California Autos Examiner

Tuesday, April 18, 2006

New Record for Crude/Honda Cuts Fit Sales Target

Crude oil for May delivery rose $1.08, to $70.40 a barrel, the highest level at the end of a trading session since the contract was introduced on the exchange in March 1983. The price was short of an intraday high of $70.85 a barrel touched on Aug. 30, after Hurricane Katrina shut down production in the Gulf of Mexico. Most attribute the latest spike in prices to political instability--especially Iran and Nigeria. "Without question, this is the worst political-risk year we've seen for energy supplies since 1973," said Ian Bremmer, the president of the Eurasia Group, referring to the year of the first Arab oil embargo. Making matters worse, we're approaching peak demand during the summer driving season.

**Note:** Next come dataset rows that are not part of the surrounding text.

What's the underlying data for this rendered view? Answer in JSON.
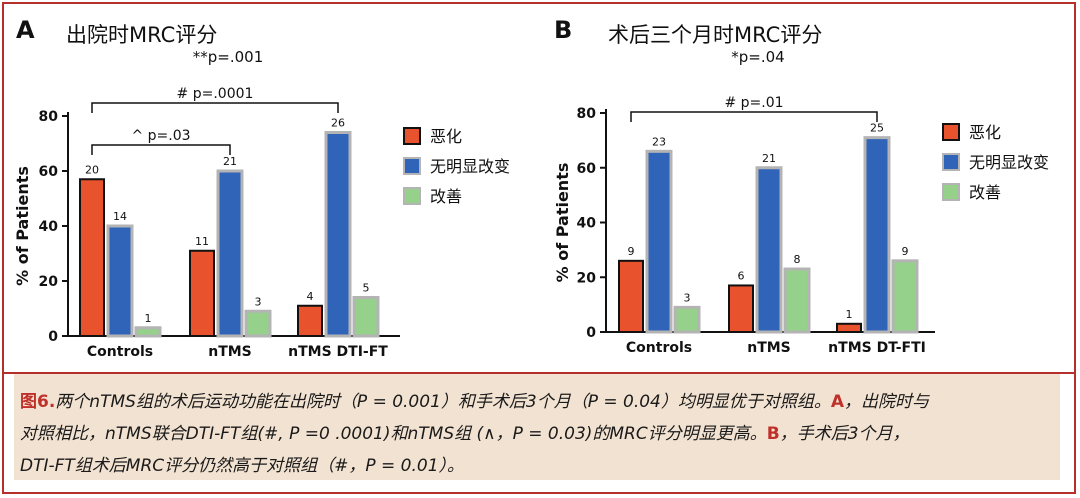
{
  "chart_data": [
    {
      "type": "bar",
      "panel_letter": "A",
      "title": "出院时MRC评分",
      "significance": "**p=.001",
      "categories": [
        "Controls",
        "nTMS",
        "nTMS DTI-FT"
      ],
      "series": [
        {
          "name": "恶化",
          "values": [
            57,
            31,
            11
          ],
          "labels": [
            "20",
            "11",
            "4"
          ]
        },
        {
          "name": "无明显改变",
          "values": [
            40,
            60,
            74
          ],
          "labels": [
            "14",
            "21",
            "26"
          ]
        },
        {
          "name": "改善",
          "values": [
            3,
            9,
            14
          ],
          "labels": [
            "1",
            "3",
            "5"
          ]
        }
      ],
      "ylabel": "% of Patients",
      "yticks": [
        "0",
        "20",
        "40",
        "60",
        "80"
      ],
      "ylim": [
        0,
        80
      ],
      "brackets": [
        {
          "text": "# p=.0001",
          "from": 0,
          "to": 2
        },
        {
          "text": "^ p=.03",
          "from": 0,
          "to": 1
        }
      ],
      "legend": "right"
    },
    {
      "type": "bar",
      "panel_letter": "B",
      "title": "术后三个月时MRC评分",
      "significance": "*p=.04",
      "categories": [
        "Controls",
        "nTMS",
        "nTMS DT-FTI"
      ],
      "series": [
        {
          "name": "恶化",
          "values": [
            26,
            17,
            3
          ],
          "labels": [
            "9",
            "6",
            "1"
          ]
        },
        {
          "name": "无明显改变",
          "values": [
            66,
            60,
            71
          ],
          "labels": [
            "23",
            "21",
            "25"
          ]
        },
        {
          "name": "改善",
          "values": [
            9,
            23,
            26
          ],
          "labels": [
            "3",
            "8",
            "9"
          ]
        }
      ],
      "ylabel": "% of Patients",
      "yticks": [
        "0",
        "20",
        "40",
        "60",
        "80"
      ],
      "ylim": [
        0,
        80
      ],
      "brackets": [
        {
          "text": "# p=.01",
          "from": 0,
          "to": 2
        }
      ],
      "legend": "right"
    }
  ],
  "colors": {
    "series": [
      "#e8532e",
      "#2f64b8",
      "#95d18b"
    ],
    "frame": "#b5302a",
    "caption_bg": "#f2e2d1"
  },
  "caption": {
    "line1_fig": "图6.",
    "line1_a": "两个nTMS组的术后运动功能在出院时（P = 0.001）和手术后3个月（P = 0.04）均明显优于对照组。",
    "line1_letter": "A",
    "line1_b": "，出院时与",
    "line2_a": "对照相比，nTMS联合DTI-FT组(#, P =0 .0001)和nTMS组 (∧，P = 0.03)的MRC评分明显更高。",
    "line2_letter": "B",
    "line2_b": "，手术后3个月，",
    "line3": "DTI-FT组术后MRC评分仍然高于对照组（#，P = 0.01）。"
  }
}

Honda trimmed its U.S. sales target for the Fit by as much as 24 percent as it shifts factory capacity to make more Civics which are up in the U.S. 32 percent this year through March. Honda now expects to sell 38,000 to 42,000 Fits in the 12 months after it goes on sale this month said John Mendel, senior vice president of the company's U.S. sales unit. The Civic is undoubtedly a higher profit car for Honda, so it would make sense for it meet demand for the sure bet.